Suplente da coligação PT-PRB-PP-PDT-PHS-PSB-PCdoB, com 60.338 votos, se a regra for ratificada, ele dará vez a Zé Carlos da Pesca (PP), que obteve 55.350 indicações nas urnas. O PP já fez, na última semana, uma consulta ao Tribunal Superior Eleitoral (TSE) sobre o caso e, antes mesmo da definição, deverá ingressar com uma liminar.


 


Como o PRB fez apenas um deputado federal, a salvação de Popó seria uma possível indicação do Bispo Márcio Marinho para ocupar uma pasta no governo Wagner. A medida, comentam parlamentares aliados, desestimulará a composição de coligações nos próximos pleitos e afetará, inclusive, a lógica para chamada de secretários estaduais da próxima gestão.


 


Em entrevista a Mário Freitas e Karina Waxman, no programa “Casemiro no Ar”, da Tudo FM, Acelino Freitas se mostrou desanimado com a informação de que poderá perder o mandato de suplente, caso haja a determinação do Supremo Tribunal Federal.

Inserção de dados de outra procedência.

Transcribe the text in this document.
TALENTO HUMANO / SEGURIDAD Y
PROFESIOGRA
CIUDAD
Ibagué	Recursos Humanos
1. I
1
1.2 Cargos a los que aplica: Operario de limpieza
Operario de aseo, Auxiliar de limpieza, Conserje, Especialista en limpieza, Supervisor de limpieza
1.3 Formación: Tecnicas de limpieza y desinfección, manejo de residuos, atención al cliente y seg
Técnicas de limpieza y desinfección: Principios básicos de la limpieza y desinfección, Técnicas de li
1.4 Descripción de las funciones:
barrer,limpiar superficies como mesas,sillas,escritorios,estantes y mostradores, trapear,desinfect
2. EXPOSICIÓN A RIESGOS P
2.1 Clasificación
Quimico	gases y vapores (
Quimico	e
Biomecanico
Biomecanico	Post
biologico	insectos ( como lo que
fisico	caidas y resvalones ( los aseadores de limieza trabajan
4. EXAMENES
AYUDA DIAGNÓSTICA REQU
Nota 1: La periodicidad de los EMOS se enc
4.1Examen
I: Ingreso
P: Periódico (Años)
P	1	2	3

Para Popó, “a política é complicada. “Acho que daqui até a próxima eleição ninguém vai ter partido. De uma hora para outra muda tudo”, lamentou.


 


O ex-lutador disse que procurará saber dos seus advogados sobre o andamento do debate para tomar as medidas cabíveis. “Vou brigar pelos meus direitos”, salientou. Entretanto, caso o seu mandato seja levado à lona, ele assegurou que não desistirá da política. “Daqui a quatro anos não terei apenas 45 dias antes de assumir o mandato”, alertou.